Он и без меня знает: что значит вести себя с тактом.
Из глупости я попадаю в новую глупость и в десять раз хуже!
Деверия в la Belle Hélène [152] говорит: «c'est la fatalité» [153].
Неужели и я обречена роком?
Одно я знаю, и знаю твердо, что так продолжать нельзя! Что ж он такое для меня? Что я для него? Ясно: или я должна уехать отсюда – я вижу, что я его не пересилю; он не удалится со сцены; или, встречаясь с ним так в обществе, я и в его глазах, и в своих собственных женщина, честью которой можно играть безнаказанно!
Меня душит хандра! Что тут жеманничать? Скажем сразу: я не могу обойтись без него! Так должно было случиться! Завертеться «в вихре света» – глупая фраза и больше ничего. Никогда я не заверчусь; а прозябать так не хочу, тысячу раз не хочу! Как он там на меня ни смотри, мне все равно! Я капризная баба. Он и добрее, и выше меня во всех отношениях. Разобрать хоть то, что он мне говорил, когда вернул мне эту записку. Самый этот поступок – прекрасен! В нем гораздо больше истинной деликатности, чем во всех моих susceptibilités [154]. Он приходит с повинной головой. Ведь я его не со вчерашнего дня знаю. Можно же так себя обманывать! Вся его вина состоит в том, что он, помня про свои сорок лет, не начал со мной миндальничать, врать мне всякий вздор, приводить меня в чувствительность! О! я бы ему тогда, конечно, все простила.
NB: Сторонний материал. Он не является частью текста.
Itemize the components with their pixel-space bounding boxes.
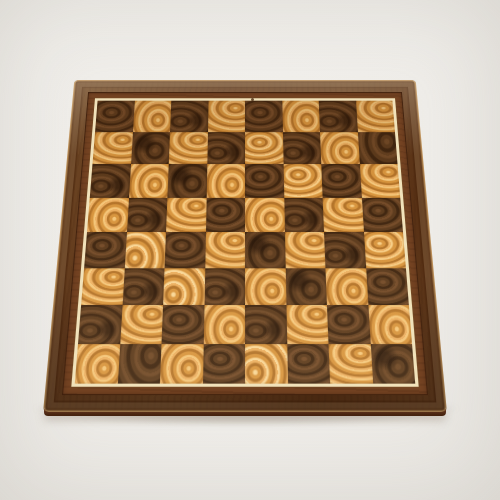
square-b1 (117, 344, 161, 384)
square-g3 (325, 268, 367, 305)
square-a5 (87, 197, 129, 232)
square-f5 (284, 197, 324, 232)
square-c8 (170, 101, 208, 132)
frame-pin-hole (251, 98, 254, 101)
square-h2 (368, 305, 412, 344)
square-f8 (282, 101, 320, 132)
square-d5 (206, 197, 246, 232)
square-g2 (327, 305, 370, 344)
square-c6 (167, 164, 206, 197)
square-d3 (204, 268, 245, 305)
square-g7 (320, 132, 359, 164)
square-g6 (321, 164, 361, 197)
square-d1 (202, 344, 245, 384)
square-a1 (75, 344, 120, 384)
square-g5 (323, 197, 364, 232)
square-e7 (245, 132, 283, 164)
square-g1 (328, 344, 372, 384)
square-b4 (124, 232, 166, 268)
square-b7 (131, 132, 170, 164)
square-e8 (245, 101, 282, 132)
square-h1 (370, 344, 415, 384)
square-a7 (92, 132, 132, 164)
square-h5 (361, 197, 403, 232)
square-a4 (84, 232, 126, 268)
square-e4 (245, 232, 285, 268)
square-e6 (245, 164, 284, 197)
square-h4 (364, 232, 406, 268)
square-c1 (160, 344, 203, 384)
square-f1 (287, 344, 330, 384)
chess-board (43, 80, 447, 412)
square-f3 (285, 268, 327, 305)
square-d6 (206, 164, 245, 197)
square-f7 (282, 132, 321, 164)
square-e2 (245, 305, 287, 344)
square-a6 (90, 164, 131, 197)
square-b5 (127, 197, 168, 232)
square-e1 (245, 344, 288, 384)
square-a3 (81, 268, 124, 305)
square-g4 (324, 232, 366, 268)
square-b2 (120, 305, 163, 344)
square-f2 (286, 305, 329, 344)
square-h6 (359, 164, 400, 197)
square-c2 (162, 305, 205, 344)
board-squares (75, 101, 415, 384)
square-d4 (205, 232, 245, 268)
square-a8 (95, 101, 134, 132)
square-d8 (208, 101, 245, 132)
square-c5 (166, 197, 206, 232)
square-d2 (203, 305, 245, 344)
square-e5 (245, 197, 285, 232)
square-h8 (356, 101, 395, 132)
square-b8 (133, 101, 172, 132)
square-e3 (245, 268, 286, 305)
square-g8 (319, 101, 358, 132)
square-f6 (283, 164, 322, 197)
square-c4 (165, 232, 206, 268)
square-d7 (207, 132, 245, 164)
photo-background (0, 0, 500, 500)
square-c3 (163, 268, 205, 305)
square-c7 (169, 132, 208, 164)
square-b3 (122, 268, 164, 305)
square-h7 (357, 132, 397, 164)
square-b6 (129, 164, 169, 197)
square-a2 (78, 305, 122, 344)
square-f4 (285, 232, 326, 268)
square-h3 (366, 268, 409, 305)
Все вздор! Я хочу жить, жить, жить!
С ним объяснений не нужно! Я думала, что мне будет очень неловко… коснуться вопроса… Он такая умница, что все обошлось прекрасно.
Вчера он у меня сидел вечером и меня же хвалил: – Вот так-то лучше, – говорил он. – Покапризничали, довольно. Милая моя (он мне говорит еще: вы), вам казалось, что я устроил вам какую-то западню; а вы рассудите-ка получше, и выходит, что все это сделалось само собою. Так необходимо было.
– Необходимо?
– Да-с, по крайней мере, так лучше… Слова мои отзываются фатовством; но никакого фатовства в них нет. Вам одной жить нельзя было бы.
– Глупости.
– Нет, не глупости. Клянусь вам всем на свете, что через месяц вы или вышли бы замуж, или взяли бы в любовники первого попавшегося болвана.
– Корнета фон Вальденштуббе?
– Да, корнета фон Вальденштуббе.
– И вы мне это так прямо в глаза говорите?
– Так и говорю. Я эти вещи хорошо понимаю. Если б я мог теперь вам представить: в каком вы были настроении…
– Я знаю, я знаю! Зачем опять об этом? Я ведь вам простила.
– За что и целую ваши ручки. На вас жалко было смотреть, моя милая.
– Что-с?.. Это цинизм!
– Да уж как вам угодно, а я правду говорю. Я сначала вам совсем не нравился. Но вам именно нужен был человек, как я. Все предварительные объяснения там, у меня в квартире, были бы глупы!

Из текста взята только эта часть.